32 Sixthly, I take into account Mr Hawley's legitimate interests in being allowed to travel and the very substantial interference with his personal affairs that the investigation thus far has involved.
33 Seventhly, I take into account the fact that a brief has been with the Director of Public Prosecutions since 11 September 2007, that is, more than one year ago. That brief has been supplemented on a number of occasions, including recently. However, on any view the matter appears to be dragging.
34 Finally, there are a group of issues about which comment should be made. Ms Pritchard, who appeared for ASIC, put that it was in the interests of the former clients, Ords and Patersons, that Mr Hawley remain in Australia to assist Ords and Patersons in settling the claims. However, I do not think s 1323(1) can be used for that purpose, because there is to be found no additional power in s 1323(1) by which such co-operation could be assured. However, even if s 1323(1) does authorise orders for such purposes, in this case those interests seem to me quite remote.
35 Ms Pritchard also argued that Mr Hawley had failed to co-operate with ASIC and this provided an additional reason why the orders should be made. The failure to co-operate was said to consist in a dilatoriness in responding to a demand from ASIC on 20 February 2006 that Mr Hawley lodge his passport with his solicitors. At that time, there was in place an undertaking from Mr Hawley that he would give ASIC two weeks' notice of any intention to travel. Mr Hawley's solicitors replied on 14 March 2006 and indicated an intention to travel on 6 April 2006. ASIC thereafter applied for the orders which were ultimately made by consent by Emmett J on 28 March 2006. I do not think this shows any misconduct on Mr Hawley's part. He had given an undertaking with which he complied. It is true that his solicitors did not reply to a letter for some weeks but that does not, without a great deal more, amount to a failure to co-operate.
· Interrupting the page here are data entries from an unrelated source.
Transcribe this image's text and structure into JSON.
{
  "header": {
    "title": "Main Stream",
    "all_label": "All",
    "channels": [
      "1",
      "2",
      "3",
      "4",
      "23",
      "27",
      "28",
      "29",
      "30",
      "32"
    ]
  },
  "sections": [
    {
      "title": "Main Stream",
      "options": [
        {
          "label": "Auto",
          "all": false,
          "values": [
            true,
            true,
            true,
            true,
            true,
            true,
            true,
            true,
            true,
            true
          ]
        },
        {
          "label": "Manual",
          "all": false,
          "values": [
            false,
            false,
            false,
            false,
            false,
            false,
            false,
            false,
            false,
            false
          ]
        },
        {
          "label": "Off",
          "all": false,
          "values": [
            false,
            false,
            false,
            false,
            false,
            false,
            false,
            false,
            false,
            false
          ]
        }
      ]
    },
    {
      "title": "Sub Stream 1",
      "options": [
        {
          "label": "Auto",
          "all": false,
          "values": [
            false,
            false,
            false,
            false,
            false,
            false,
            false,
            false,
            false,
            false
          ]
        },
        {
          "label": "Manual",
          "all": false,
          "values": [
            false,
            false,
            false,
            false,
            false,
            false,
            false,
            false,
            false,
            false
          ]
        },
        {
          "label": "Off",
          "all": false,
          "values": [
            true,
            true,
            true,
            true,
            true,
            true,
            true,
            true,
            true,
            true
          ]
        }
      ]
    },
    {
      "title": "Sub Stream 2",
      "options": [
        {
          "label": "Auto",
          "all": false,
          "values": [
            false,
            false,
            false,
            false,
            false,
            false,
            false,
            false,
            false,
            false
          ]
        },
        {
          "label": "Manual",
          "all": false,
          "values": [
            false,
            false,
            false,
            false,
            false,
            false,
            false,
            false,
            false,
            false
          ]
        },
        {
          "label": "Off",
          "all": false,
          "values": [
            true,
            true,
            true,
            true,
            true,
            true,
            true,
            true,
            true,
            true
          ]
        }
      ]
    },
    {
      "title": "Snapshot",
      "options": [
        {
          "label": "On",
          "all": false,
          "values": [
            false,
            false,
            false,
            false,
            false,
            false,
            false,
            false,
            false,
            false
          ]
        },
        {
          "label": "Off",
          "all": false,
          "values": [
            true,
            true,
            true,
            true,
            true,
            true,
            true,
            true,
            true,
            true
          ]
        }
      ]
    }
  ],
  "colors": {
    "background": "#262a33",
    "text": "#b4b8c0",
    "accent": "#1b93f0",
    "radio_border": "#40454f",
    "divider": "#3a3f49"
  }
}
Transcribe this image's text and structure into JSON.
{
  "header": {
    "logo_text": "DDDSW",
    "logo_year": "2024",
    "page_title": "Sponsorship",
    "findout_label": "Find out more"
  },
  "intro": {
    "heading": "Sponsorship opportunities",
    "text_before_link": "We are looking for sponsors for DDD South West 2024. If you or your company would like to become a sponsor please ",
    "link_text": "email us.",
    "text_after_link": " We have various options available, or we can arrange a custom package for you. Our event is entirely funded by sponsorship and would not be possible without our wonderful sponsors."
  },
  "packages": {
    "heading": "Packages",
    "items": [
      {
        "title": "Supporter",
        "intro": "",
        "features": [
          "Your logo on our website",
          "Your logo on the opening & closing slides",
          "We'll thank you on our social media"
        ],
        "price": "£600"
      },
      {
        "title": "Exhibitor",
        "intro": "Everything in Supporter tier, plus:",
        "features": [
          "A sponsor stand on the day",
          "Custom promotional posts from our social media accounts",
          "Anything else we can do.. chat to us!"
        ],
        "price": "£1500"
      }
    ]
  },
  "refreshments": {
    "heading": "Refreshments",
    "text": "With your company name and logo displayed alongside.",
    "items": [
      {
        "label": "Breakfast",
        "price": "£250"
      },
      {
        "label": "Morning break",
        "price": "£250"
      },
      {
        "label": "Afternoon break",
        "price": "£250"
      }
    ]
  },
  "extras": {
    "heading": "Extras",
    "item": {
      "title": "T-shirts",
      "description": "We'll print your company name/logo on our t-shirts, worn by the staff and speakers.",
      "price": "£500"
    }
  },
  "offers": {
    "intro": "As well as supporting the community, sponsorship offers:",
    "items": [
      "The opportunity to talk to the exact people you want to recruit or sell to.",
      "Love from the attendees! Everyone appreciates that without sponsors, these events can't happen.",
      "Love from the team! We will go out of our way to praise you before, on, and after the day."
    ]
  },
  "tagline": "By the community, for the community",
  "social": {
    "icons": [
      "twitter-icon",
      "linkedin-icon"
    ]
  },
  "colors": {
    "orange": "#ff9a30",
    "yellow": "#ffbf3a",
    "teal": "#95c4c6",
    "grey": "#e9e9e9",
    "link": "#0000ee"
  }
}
36 ASIC also submitted that an answer given by Mr Hawley at the end of an examination on 16 February 2006 showed that he was not co-operating. It seems plain that Mr Hawley said, at the end of that examination, that he was proposing to travel in the middle of the year. In fact, an itinerary received by him dated the same day showed that he was planning to travel in April. I would draw no adverse inferences from this. It was not shown that Mr Hawley was aware of the contents of the letter when he made the statement. Indeed, it might be expected that a letter dated 16 February 2006 would not arrive that day. Even if the letter was received, however, I do not think that describing April as the middle of the year is beyond the range of the possible. That is particularly so when regard is had to the facts both that Mr Hawley had nothing to gain by making the statement and that it was made at the end of a s 19 examination which, it may reasonably be inferred, was not stress free.
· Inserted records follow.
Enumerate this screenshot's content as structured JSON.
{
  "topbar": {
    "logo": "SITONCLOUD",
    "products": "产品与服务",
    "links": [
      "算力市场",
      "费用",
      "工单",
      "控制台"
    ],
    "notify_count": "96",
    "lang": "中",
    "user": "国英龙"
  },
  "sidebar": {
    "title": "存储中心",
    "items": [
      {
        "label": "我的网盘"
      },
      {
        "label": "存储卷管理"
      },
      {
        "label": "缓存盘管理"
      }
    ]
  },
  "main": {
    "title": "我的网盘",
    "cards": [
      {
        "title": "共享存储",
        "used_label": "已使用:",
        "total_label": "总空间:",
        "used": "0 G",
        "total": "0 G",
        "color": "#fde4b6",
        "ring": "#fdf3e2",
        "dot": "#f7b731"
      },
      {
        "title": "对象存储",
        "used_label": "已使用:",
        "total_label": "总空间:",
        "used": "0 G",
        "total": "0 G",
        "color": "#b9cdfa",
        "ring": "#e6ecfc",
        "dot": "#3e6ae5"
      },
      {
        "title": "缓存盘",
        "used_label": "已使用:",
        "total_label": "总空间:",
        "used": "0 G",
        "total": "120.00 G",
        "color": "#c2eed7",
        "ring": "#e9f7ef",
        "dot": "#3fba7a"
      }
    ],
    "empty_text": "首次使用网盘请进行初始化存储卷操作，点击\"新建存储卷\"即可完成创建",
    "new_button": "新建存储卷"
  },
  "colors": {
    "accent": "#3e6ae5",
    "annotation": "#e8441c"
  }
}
37 Both Mr Kunç and Ms Pritchard emphasised certain payments made by Mr Hawley and the extent of his contacts in Australia. I have already concluded that Mr Hawley does represent a flight risk. His personal situation did not particularly advance that proposition one way or the other. He has some, but not all, of his assets in Australia. He has a cottage in Switzerland to which it might reasonably be supposed he could flee and set up a base. His mother lives here but he has no children (although he has two elderly dogs). Taken together, those matters did not increase the risk of flight beyond that which I have already concluded.
38 As to the payments, Mr Hawley unquestionably made what appear to be very substantial gifts to clients before the trading came to the attention of ASIC in November 2005. Mr Hawley points to them as showing that he is not a venal man and is not afraid of meeting his obligations. ASIC says they show he was trying to buy the clients' silence. The current proceedings do not present an appropriate occasion for resolving that debate.